レースが始まると、彼女は最前列に座り、目を輝かせて馬たちを見つめた。駆け抜ける馬たちの速さ、騎手たちの技術。その全てが、彼女の心を強く打った。

「すごい…こんなにも力強くて、美しいなんて…」

その日のレースには女性騎手はいなかったが、美月の心は競馬の魅力に完全に引き込まれていた。帰り道、彼女の心は決まっていた。競馬学校への応募をするという決意だ。

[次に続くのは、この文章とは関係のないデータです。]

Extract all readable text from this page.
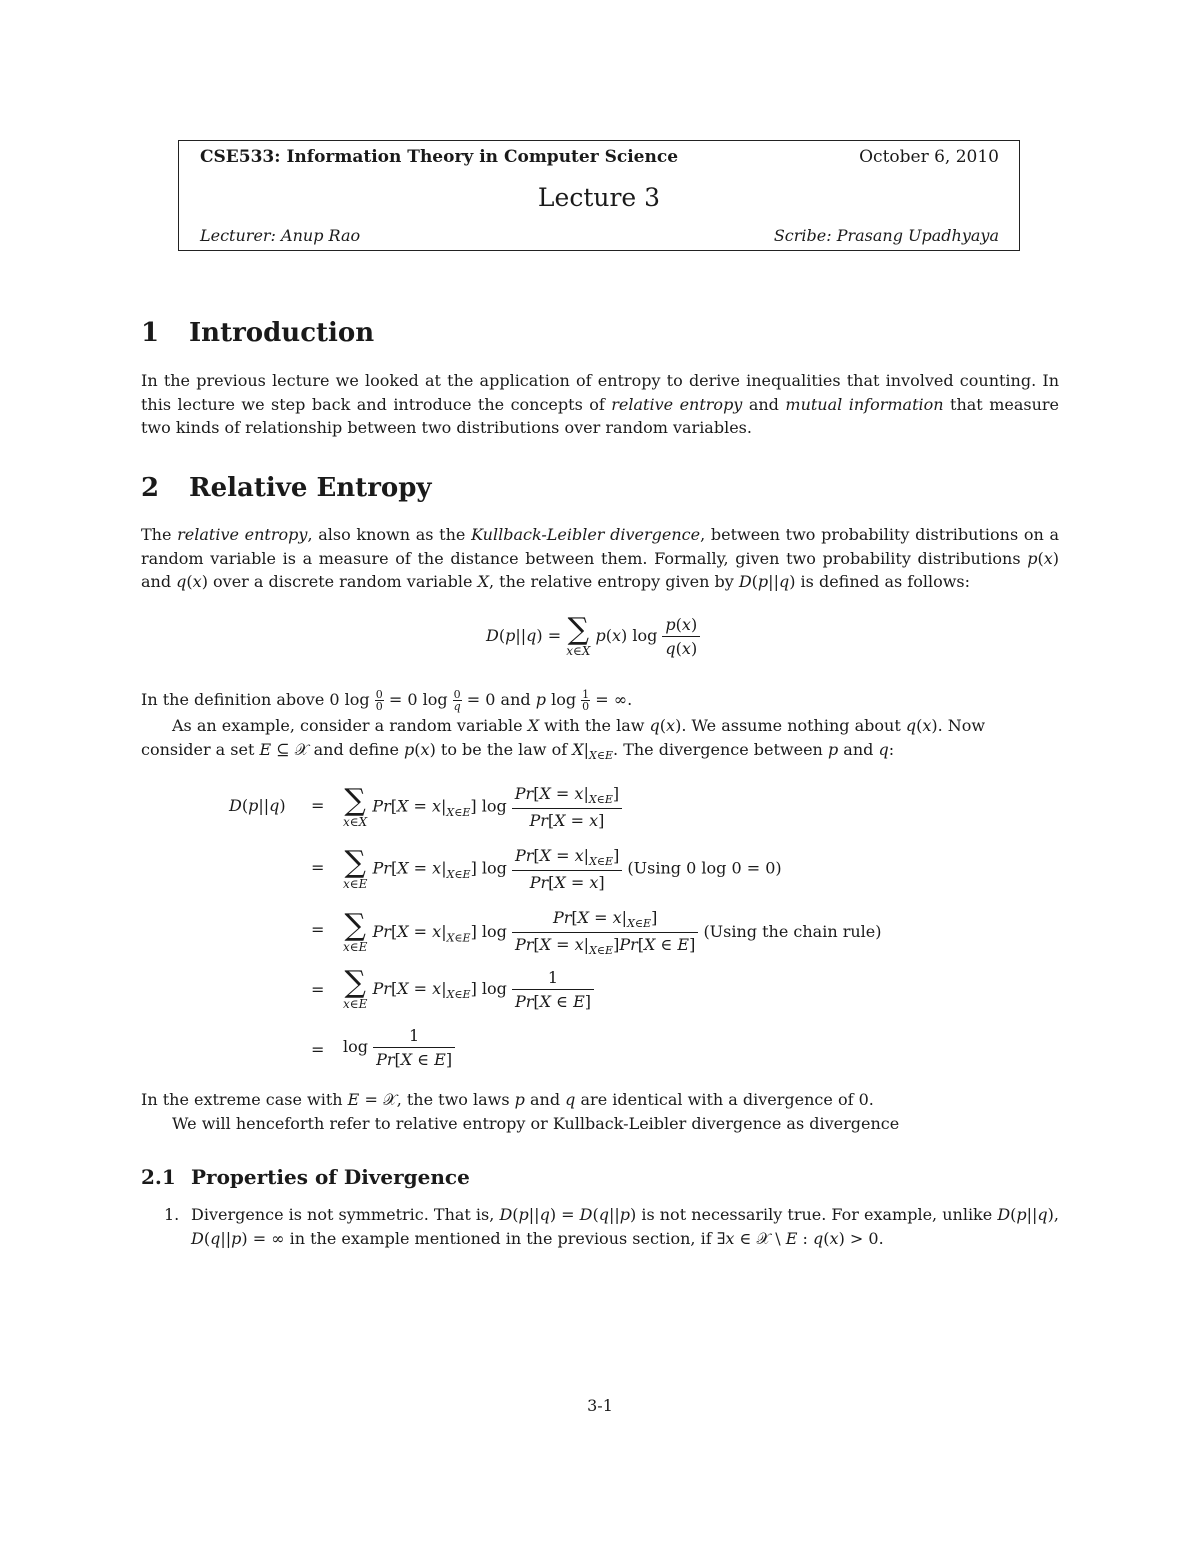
CSE533: Information Theory in Computer Science	October 6, 2010
Lecture 3
Lecturer: Anup Rao	Scribe: Prasang Upadhyaya
1 Introduction
In the previous lecture we looked at the application of entropy to derive inequalities that involved counting. In this lecture we step back and introduce the concepts of relative entropy and mutual information that measure two kinds of relationship between two distributions over random variables.
2 Relative Entropy
The relative entropy, also known as the Kullback-Leibler divergence, between two probability distributions on a random variable is a measure of the distance between them. Formally, given two probability distributions p(x) and q(x) over a discrete random variable X, the relative entropy given by D(p||q) is defined as follows:
D(p||q) = ∑
x∈X
p(x) $\log \frac{p(x)}{q(x)}$
In the definition above 0 $\log \frac{0}{0} = 0$ $\log \frac{0}{q} = 0$ and p $\log \frac{1}{0}$ = ∞.
As an example, consider a random variable X with the law q(x). We assume nothing about q(x). Now
consider a set E ⊆ 𝒳 and define p(x) to be the law of $X|_{X\in E}$. The divergence between p and q:
D(p||q) = ∑
x∈X
$Pr[X = x|_{X\in E}]$ $\log \frac{Pr[X = x|_{X\in E}]}{Pr[X = x]}$
= ∑
x∈E
$Pr[X = x|_{X\in E}]$ $\log \frac{Pr[X = x|_{X\in E}]}{Pr[X = x]} (Using$ 0 log 0 = 0)
= ∑
x∈E
$Pr[X = x|_{X\in E}]$ $\log \frac{Pr[X = x|_{X\in E}]}{Pr[X = x|_{X\in E}]Pr[X \in E]} (Using$ the chain rule)
= ∑
x∈E
$Pr[X = x|_{X\in E}]$ $\log \frac{1}{Pr[X \in E]}$
= $\log \frac{1}{Pr[X \in E]}$
In the extreme case with E = 𝒳, the two laws p and q are identical with a divergence of 0.
We will henceforth refer to relative entropy or Kullback-Leibler divergence as divergence
2.1 Properties of Divergence
1. Divergence is not symmetric. That is, D(p||q) = D(q||p) is not necessarily true. For example, unlike D(p||q), D(q||p) = ∞ in the example mentioned in the previous section, if ∃x ∈ 𝒳 \ E : q(x) > 0.
3-1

家に帰り、両親にその思いを伝えると、彼らは驚き、そして心配したが、美月の目に宿る真剣な輝きを見て、理解を示してくれた。

「分かったわ、美月。でも、本当に大変な世界よ。覚悟はいいの?」
「うん、覚悟はできてる。私、本気だから」

その夜、美月は部屋で競馬学校の応募書類に目を通していた。夢への第一歩を踏み出すための、大切な書類。彼女は深呼吸をして、ペンを手に取った。これが、彼女の新しい挑戦の始まりだった。